Outcome measures will be taken before the first session, after treatment, and in a 3 -months
follow up period.
Instruments: 1. Sociodemographic information questionnaire; Parental Sensitivity (Primary
Outcome; Emotional Availability Scale; EAS; 2. Secondary outcomes: Parental Reflective
Functioning (Parent Development Interview-Revised, Short Version; PDI-R); Children
Social-emotional screening 3. Covariates: Mothers depressive symptoms (Edinburgh Postnatal
Depression Scale; EDPS; Patient Health Questionnaire; PHQ-9); Childhood Trauma Questionnaire
Short Form (CTQ-SF)
Analysis plan
Quantitative Outcomes: Descriptive statistics to establish CG's and EG's clinical and
sociodemographic variables, eligibility and recruitment rate, and adherence. ANCOVA will be
used to determine differences between groups, controlling for a baseline for each outcome.

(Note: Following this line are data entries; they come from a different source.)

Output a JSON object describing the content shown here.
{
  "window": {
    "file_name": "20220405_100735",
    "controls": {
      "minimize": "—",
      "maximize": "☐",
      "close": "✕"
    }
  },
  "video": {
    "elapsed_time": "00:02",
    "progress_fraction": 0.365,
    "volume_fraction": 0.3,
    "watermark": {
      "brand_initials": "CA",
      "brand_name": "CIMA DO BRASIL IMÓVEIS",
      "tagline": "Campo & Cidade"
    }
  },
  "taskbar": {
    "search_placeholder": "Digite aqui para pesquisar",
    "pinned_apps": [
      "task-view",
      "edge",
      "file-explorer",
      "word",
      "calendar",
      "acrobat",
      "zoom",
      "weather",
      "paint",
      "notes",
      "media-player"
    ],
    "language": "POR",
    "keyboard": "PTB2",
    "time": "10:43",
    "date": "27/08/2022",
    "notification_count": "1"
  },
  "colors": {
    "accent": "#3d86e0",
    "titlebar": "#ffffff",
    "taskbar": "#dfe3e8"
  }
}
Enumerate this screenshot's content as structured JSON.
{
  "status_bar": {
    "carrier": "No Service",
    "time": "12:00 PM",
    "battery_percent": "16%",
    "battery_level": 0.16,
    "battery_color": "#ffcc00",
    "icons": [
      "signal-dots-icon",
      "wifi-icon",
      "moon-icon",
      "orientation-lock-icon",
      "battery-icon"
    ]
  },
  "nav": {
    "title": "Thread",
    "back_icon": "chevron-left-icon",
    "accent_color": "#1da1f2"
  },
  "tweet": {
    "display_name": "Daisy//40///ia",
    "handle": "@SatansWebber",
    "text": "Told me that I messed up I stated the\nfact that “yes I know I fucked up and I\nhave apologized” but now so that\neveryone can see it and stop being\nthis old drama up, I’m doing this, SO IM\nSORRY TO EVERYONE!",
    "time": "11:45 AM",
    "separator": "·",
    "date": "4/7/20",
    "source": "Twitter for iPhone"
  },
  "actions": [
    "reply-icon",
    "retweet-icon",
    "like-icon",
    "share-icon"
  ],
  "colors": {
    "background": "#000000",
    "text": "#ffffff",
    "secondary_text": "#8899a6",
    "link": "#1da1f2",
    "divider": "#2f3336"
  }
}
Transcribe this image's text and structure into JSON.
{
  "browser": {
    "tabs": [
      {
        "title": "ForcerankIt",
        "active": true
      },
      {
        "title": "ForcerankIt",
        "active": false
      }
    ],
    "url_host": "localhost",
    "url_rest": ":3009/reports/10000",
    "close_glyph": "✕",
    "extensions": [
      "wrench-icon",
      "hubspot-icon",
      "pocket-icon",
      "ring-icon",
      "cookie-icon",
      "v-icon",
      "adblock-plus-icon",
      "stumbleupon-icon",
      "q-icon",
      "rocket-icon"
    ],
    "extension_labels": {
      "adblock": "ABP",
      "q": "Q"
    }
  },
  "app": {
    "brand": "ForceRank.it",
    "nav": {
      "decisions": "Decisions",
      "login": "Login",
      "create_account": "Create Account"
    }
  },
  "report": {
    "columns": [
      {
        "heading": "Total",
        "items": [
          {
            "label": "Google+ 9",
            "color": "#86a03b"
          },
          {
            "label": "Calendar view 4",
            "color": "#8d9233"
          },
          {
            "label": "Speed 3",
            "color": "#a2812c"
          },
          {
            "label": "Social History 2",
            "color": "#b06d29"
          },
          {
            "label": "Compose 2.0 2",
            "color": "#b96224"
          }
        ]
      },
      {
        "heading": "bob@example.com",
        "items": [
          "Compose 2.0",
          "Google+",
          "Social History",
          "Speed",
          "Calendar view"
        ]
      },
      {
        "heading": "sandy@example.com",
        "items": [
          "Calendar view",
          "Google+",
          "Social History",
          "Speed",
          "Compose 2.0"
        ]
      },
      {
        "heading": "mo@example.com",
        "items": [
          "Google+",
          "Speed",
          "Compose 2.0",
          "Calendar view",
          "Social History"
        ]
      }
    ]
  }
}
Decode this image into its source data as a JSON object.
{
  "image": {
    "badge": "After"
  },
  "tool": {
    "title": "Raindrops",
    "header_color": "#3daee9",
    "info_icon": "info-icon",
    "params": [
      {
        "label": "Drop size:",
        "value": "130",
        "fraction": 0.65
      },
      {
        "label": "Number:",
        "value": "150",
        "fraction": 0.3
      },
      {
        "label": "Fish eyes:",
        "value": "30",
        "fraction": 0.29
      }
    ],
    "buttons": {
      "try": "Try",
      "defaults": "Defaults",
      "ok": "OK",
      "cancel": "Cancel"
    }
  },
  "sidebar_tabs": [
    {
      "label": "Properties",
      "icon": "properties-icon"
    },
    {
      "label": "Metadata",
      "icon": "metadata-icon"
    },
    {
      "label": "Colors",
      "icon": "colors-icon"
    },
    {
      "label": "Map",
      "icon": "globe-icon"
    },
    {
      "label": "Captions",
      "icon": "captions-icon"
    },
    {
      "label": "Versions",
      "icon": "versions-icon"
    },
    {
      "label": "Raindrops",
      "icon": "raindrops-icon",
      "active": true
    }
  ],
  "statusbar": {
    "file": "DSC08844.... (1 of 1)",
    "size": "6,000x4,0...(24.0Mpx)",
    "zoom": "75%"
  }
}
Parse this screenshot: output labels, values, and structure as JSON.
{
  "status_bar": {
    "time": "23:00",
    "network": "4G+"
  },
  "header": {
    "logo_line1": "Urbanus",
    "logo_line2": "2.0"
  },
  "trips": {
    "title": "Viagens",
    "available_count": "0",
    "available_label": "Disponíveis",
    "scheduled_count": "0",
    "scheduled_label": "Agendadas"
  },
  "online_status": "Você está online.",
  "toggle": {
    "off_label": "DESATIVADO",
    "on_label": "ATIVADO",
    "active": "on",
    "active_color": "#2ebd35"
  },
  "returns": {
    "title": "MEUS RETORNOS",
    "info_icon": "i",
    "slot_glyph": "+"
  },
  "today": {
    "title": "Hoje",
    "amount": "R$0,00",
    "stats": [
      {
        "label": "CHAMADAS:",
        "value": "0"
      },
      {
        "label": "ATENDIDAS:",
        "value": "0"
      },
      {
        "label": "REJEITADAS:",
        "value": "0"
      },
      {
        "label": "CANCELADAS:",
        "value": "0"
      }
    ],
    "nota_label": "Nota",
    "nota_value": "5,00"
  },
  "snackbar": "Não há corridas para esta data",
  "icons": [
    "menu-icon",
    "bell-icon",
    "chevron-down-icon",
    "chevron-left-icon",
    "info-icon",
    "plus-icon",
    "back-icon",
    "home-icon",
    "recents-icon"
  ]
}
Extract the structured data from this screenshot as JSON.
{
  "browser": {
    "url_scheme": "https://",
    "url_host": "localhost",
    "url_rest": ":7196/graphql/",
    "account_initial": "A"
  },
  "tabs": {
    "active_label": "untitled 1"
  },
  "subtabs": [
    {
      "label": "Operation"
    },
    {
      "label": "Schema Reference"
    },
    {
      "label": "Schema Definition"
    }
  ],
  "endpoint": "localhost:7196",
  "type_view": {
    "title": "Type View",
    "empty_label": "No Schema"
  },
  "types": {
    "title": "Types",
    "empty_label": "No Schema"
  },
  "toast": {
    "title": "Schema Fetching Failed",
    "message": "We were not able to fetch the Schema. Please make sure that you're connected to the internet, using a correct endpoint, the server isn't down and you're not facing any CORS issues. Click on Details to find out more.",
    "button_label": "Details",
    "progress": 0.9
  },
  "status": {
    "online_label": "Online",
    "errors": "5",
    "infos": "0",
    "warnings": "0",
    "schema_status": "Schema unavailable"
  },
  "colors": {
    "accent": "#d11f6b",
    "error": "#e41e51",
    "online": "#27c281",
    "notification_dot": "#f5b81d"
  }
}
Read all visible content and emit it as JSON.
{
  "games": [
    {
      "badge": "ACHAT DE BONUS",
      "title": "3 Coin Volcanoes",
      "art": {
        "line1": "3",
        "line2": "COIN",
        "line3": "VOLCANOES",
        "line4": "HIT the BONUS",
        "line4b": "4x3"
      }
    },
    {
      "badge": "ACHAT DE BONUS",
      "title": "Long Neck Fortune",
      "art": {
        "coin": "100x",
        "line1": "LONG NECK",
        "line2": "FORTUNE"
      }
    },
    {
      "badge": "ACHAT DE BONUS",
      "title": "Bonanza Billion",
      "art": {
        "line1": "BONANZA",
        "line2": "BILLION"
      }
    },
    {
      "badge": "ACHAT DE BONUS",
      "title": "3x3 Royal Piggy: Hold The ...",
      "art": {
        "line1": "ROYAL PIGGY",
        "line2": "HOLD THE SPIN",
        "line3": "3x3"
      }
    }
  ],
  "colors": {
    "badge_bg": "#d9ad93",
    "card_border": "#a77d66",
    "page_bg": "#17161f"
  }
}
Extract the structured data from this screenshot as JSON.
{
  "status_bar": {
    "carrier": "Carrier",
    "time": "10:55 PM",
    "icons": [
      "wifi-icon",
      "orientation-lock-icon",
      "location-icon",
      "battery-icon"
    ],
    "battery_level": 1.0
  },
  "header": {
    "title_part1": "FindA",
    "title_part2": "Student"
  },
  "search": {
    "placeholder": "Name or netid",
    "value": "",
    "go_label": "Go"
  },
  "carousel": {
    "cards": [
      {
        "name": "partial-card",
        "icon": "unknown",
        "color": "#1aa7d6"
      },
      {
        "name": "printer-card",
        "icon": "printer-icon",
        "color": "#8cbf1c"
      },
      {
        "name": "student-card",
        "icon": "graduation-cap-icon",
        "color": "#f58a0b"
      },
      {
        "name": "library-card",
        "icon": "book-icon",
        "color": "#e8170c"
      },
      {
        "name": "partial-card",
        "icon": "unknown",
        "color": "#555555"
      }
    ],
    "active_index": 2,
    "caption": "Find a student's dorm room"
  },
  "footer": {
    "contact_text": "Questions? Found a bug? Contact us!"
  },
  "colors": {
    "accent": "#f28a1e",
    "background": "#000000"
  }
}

Observational measures will be applied by a certified pair of coders. Cohen-kappa will be
used for Inter-rater reliability. Qualitative study: to assess participant's satisfaction
with the intervention, semi-structured interviews will be conducted after the trial's end. 4
mothers from each centre will be interviewed, selected according to the presence/absence of
change in the main outcome (2 presenting change/2 not presenting change, to ensure
variability). Additionally, a focus group will be performed with VF therapists (3
professionals for each centre; 9 in total). Interviews aim to collect information regarding
the feasibility of performing the intervention and also training and supervision experience.
Interviews' data will be analyzed using Grounded Theory´s open coding.